18 junho 2007

O S. JOÃO DO SÔ REIS

O S. JOÃO DO SÔ REIS
(A NOSSA GENTE)
CONTO
Dedicado à Mafalda e ao Neca

 

 

Toda a miudagem conhecia o Reis Livreiro. O dono daquela livraria de portas azuis, situada na Rua do Paço, que costumava ter peixes vermelhos num aquário redondo. Mas o que o tornava mais conhecido era sem dúvida, a sua cascata de S. João. Os moinhos e a roda com os ciclistas a trabalharem a água, o homem a subir ao bacalhau etc., etc.

 

NECA E MAFALDA

Segundo se falava, este ano ia ser d’arromba. Sô Reis tinha mesmo dito que desta vez, havia de pôr a cachopada toda tola. A rua já se encontrava ornamentada, com bandeiras de muitas nações, que seu irmão marinheiro tinha trazido dos navios. Sô Reis conhecia-as todas.

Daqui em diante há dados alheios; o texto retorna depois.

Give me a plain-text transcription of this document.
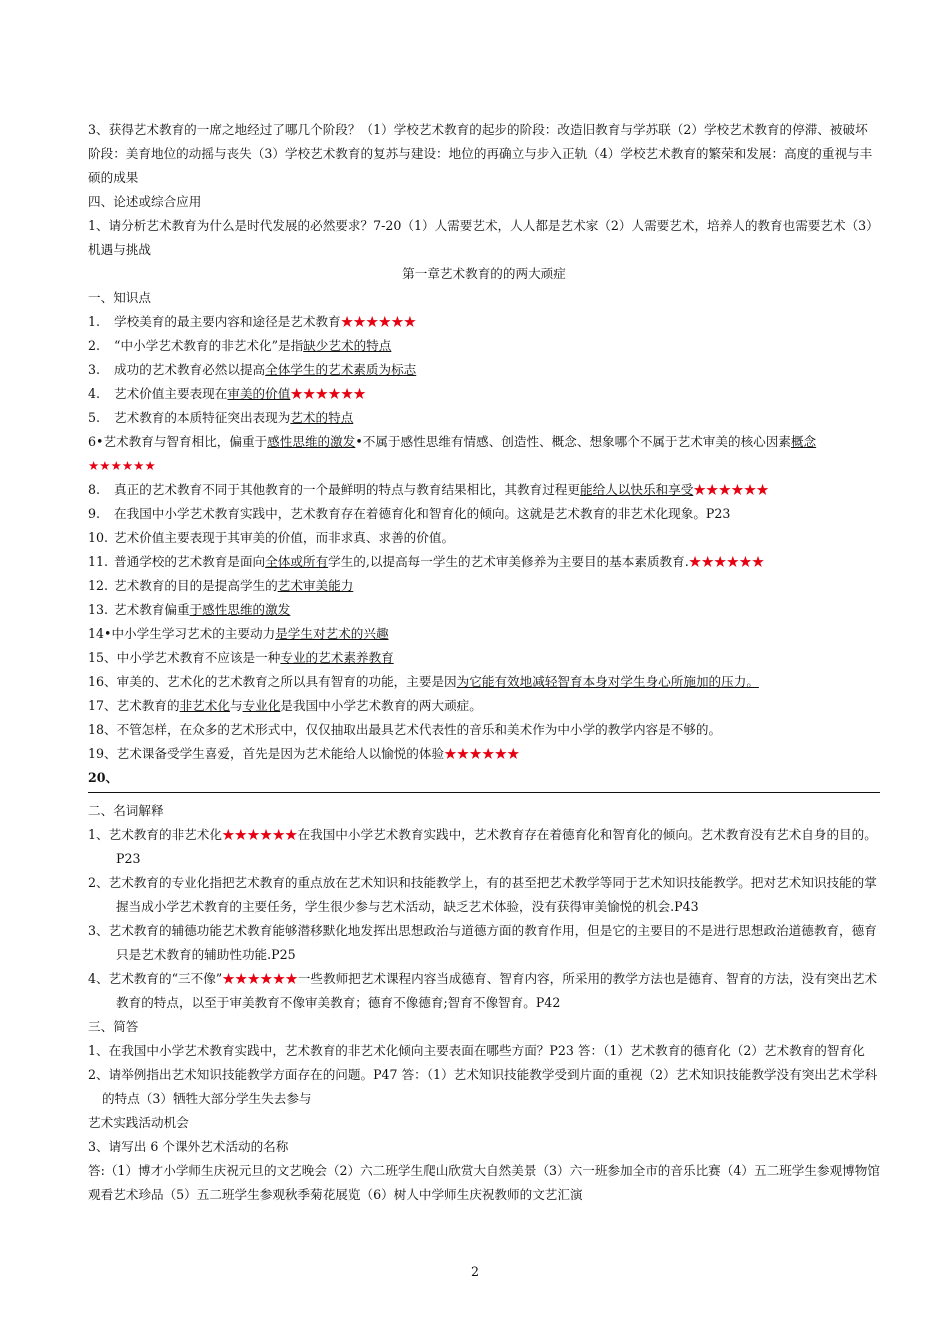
3、获得艺术教育的一席之地经过了哪几个阶段？（1）学校艺术教育的起步的阶段：改造旧教育与学苏联（2）学校艺术教育的停滞、被破坏阶段：美育地位的动摇与丧失（3）学校艺术教育的复苏与建设：地位的再确立与步入正轨（4）学校艺术教育的繁荣和发展：高度的重视与丰硕的成果
四、论述或综合应用
1、请分析艺术教育为什么是时代发展的必然要求？7-20（1）人需要艺术，人人都是艺术家（2）人需要艺术，培养人的教育也需要艺术（3）机遇与挑战
第一章艺术教育的的两大顽症
一、知识点
1. 学校美育的最主要内容和途径是艺术教育★★★★★★
2. “中小学艺术教育的非艺术化”是指缺少艺术的特点
3. 成功的艺术教育必然以提高全体学生的艺术素质为标志
4. 艺术价值主要表现在审美的价值★★★★★★
5. 艺术教育的本质特征突出表现为艺术的特点
6•艺术教育与智育相比，偏重于感性思维的激发•不属于感性思维有情感、创造性、概念、想象哪个不属于艺术审美的核心因素概念
★★★★★★
8. 真正的艺术教育不同于其他教育的一个最鲜明的特点与教育结果相比，其教育过程更能给人以快乐和享受★★★★★★
9. 在我国中小学艺术教育实践中，艺术教育存在着德育化和智育化的倾向。这就是艺术教育的非艺术化现象。P23
10. 艺术价值主要表现于其审美的价值，而非求真、求善的价值。
11. 普通学校的艺术教育是面向全体或所有学生的,以提高每一学生的艺术审美修养为主要目的基本素质教育.★★★★★★
12. 艺术教育的目的是提高学生的艺术审美能力
13. 艺术教育偏重于感性思维的激发
14•中小学生学习艺术的主要动力是学生对艺术的兴趣
15、中小学艺术教育不应该是一种专业的艺术素养教育
16、审美的、艺术化的艺术教育之所以具有智育的功能，主要是因为它能有效地减轻智育本身对学生身心所施加的压力。
17、艺术教育的非艺术化与专业化是我国中小学艺术教育的两大顽症。
18、不管怎样，在众多的艺术形式中，仅仅抽取出最具艺术代表性的音乐和美术作为中小学的教学内容是不够的。
19、艺术课备受学生喜爱，首先是因为艺术能给人以愉悦的体验★★★★★★
20、
二、名词解释
1、艺术教育的非艺术化★★★★★★在我国中小学艺术教育实践中，艺术教育存在着德育化和智育化的倾向。艺术教育没有艺术自身的目的。P23
2、艺术教育的专业化指把艺术教育的重点放在艺术知识和技能教学上，有的甚至把艺术教学等同于艺术知识技能教学。把对艺术知识技能的掌握当成小学艺术教育的主要任务，学生很少参与艺术活动，缺乏艺术体验，没有获得审美愉悦的机会.P43
3、艺术教育的辅德功能艺术教育能够潜移默化地发挥出思想政治与道德方面的教育作用，但是它的主要目的不是进行思想政治道德教育，德育只是艺术教育的辅助性功能.P25
4、艺术教育的“三不像”★★★★★★一些教师把艺术课程内容当成德育、智育内容，所采用的教学方法也是德育、智育的方法，没有突出艺术教育的特点，以至于审美教育不像审美教育；德育不像德育;智育不像智育。P42
三、简答
1、在我国中小学艺术教育实践中，艺术教育的非艺术化倾向主要表面在哪些方面？P23 答：（1）艺术教育的德育化（2）艺术教育的智育化
2、请举例指出艺术知识技能教学方面存在的问题。P47 答：（1）艺术知识技能教学受到片面的重视（2）艺术知识技能教学没有突出艺术学科的特点（3）牺牲大部分学生失去参与
艺术实践活动机会
3、请写出 6 个课外艺术活动的名称
答:（1）博才小学师生庆祝元旦的文艺晚会（2）六二班学生爬山欣赏大自然美景（3）六一班参加全市的音乐比赛（4）五二班学生参观博物馆观看艺术珍品（5）五二班学生参观秋季菊花展览（6）树人中学师生庆祝教师的文艺汇演
2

- Sabes de que nação é aquela toda vermelha com a cruz branca?

- Não!... Sô Reis.

- É da Suiça. Daquele país aonde há neve todo ano e onde se fazem os relógios.

- Ah!...

- E aquela toda branca com uma roda vermelha?

- Também não sei.

- Essa é do Japão. O Japão que fica na Ásia.

-Ena!.... Sô Reis conhecia uma por uma. Geografia era com ele....puxa!

- E que tal!... Tá bem ou quê?

- Está bonito Sô Reis.

- Pronto. Amanhã já sabem é preciso vir logo de manhã para ajudar a trazer as palmas e ir à serração ao serrim para a cascata.

- A que horas Sô Reis?

- De manhã cedo, não é preciso horas marcadas.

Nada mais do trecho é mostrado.